Sono seduta tra due ragazze, stesso sguardo silenzioso e impersonale, acconsento a seguire lo stesso comportamento. Qualcosa però mi osserva.
Le cose esistono perchè ci osservano.
Giro lo sguardo di fronte, in fondo al vagone, a fianco alla porta di ingresso, è in piedi, rigido e mi fissa intensamente. Sostengo il suo sguardo perché so che sta accadendo, l’incontro che di rado cattura la tua attenzione, quell’incontro a mezz’aria che sospende il tempo che cattura i suoni e ferma lo scorrere del treno sulle rotaie.

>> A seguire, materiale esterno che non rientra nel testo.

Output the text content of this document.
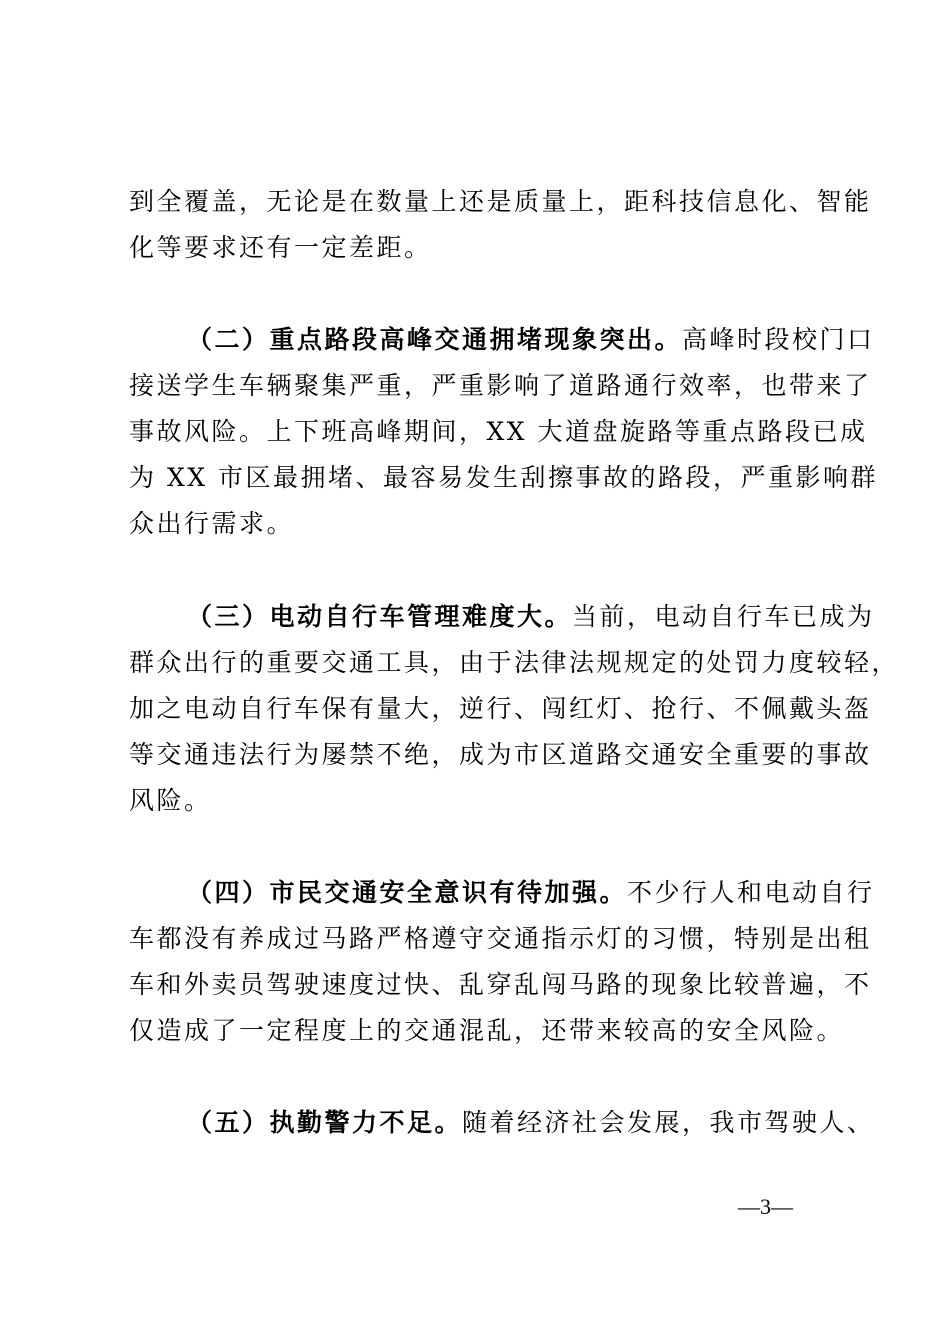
到全覆盖，无论是在数量上还是质量上，距科技信息化、智能

化等要求还有一定差距。

（二）重点路段高峰交通拥堵现象突出。高峰时段校门口

接送学生车辆聚集严重，严重影响了道路通行效率，也带来了

事故风险。上下班高峰期间，XX 大道盘旋路等重点路段已成

为 XX 市区最拥堵、最容易发生刮擦事故的路段，严重影响群

众出行需求。

（三）电动自行车管理难度大。当前，电动自行车已成为

群众出行的重要交通工具，由于法律法规规定的处罚力度较轻，

加之电动自行车保有量大，逆行、闯红灯、抢行、不佩戴头盔

等交通违法行为屡禁不绝，成为市区道路交通安全重要的事故

风险。

（四）市民交通安全意识有待加强。不少行人和电动自行

车都没有养成过马路严格遵守交通指示灯的习惯，特别是出租

车和外卖员驾驶速度过快、乱穿乱闯马路的现象比较普遍，不

仅造成了一定程度上的交通混乱，还带来较高的安全风险。

（五）执勤警力不足。随着经济社会发展，我市驾驶人、

—3—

E’ un copriabito nero, opaco, con una lampo chiusa fino al collo sostenuto da una stampella appeso sulle aste del portavaligie del treno. Un piccolo rettangolo di plastica trasparente, come una piccola finestra fa luce all’altezza del cuore. E’ li fermo immobile, conserva il cappotto di un viaggiatore. So che sta per dirmi molte cose, abbasso lo sguardo intimidita ma poi iniziamo a parlare. Gli spiego come avrei potuto usare quella piccola finestra per conservare le mie foto come in una cornice, gli spiego quante cose poteva comunicare a tutti quegli sconosciuti se lo avessi appeso tra le pareti di un museo, gli spiego tutto quello che potrebbe conservare oltre quel cappotto, gli spiego come un oggetto ordinario può diventare straordinario. Mi ha ascoltata per tutto il tempo, mi ha "sentita" per trentacinque minuti fino all’arrivo in stazione. Il treno rallenta, inizio ad alzarmi ed i nostri sguardi sono sempre più vicini fino all’uscita del vagone, dove lo osservo per l’ultima volta, consapevoli entrambi che non ci saremmo più lasciati.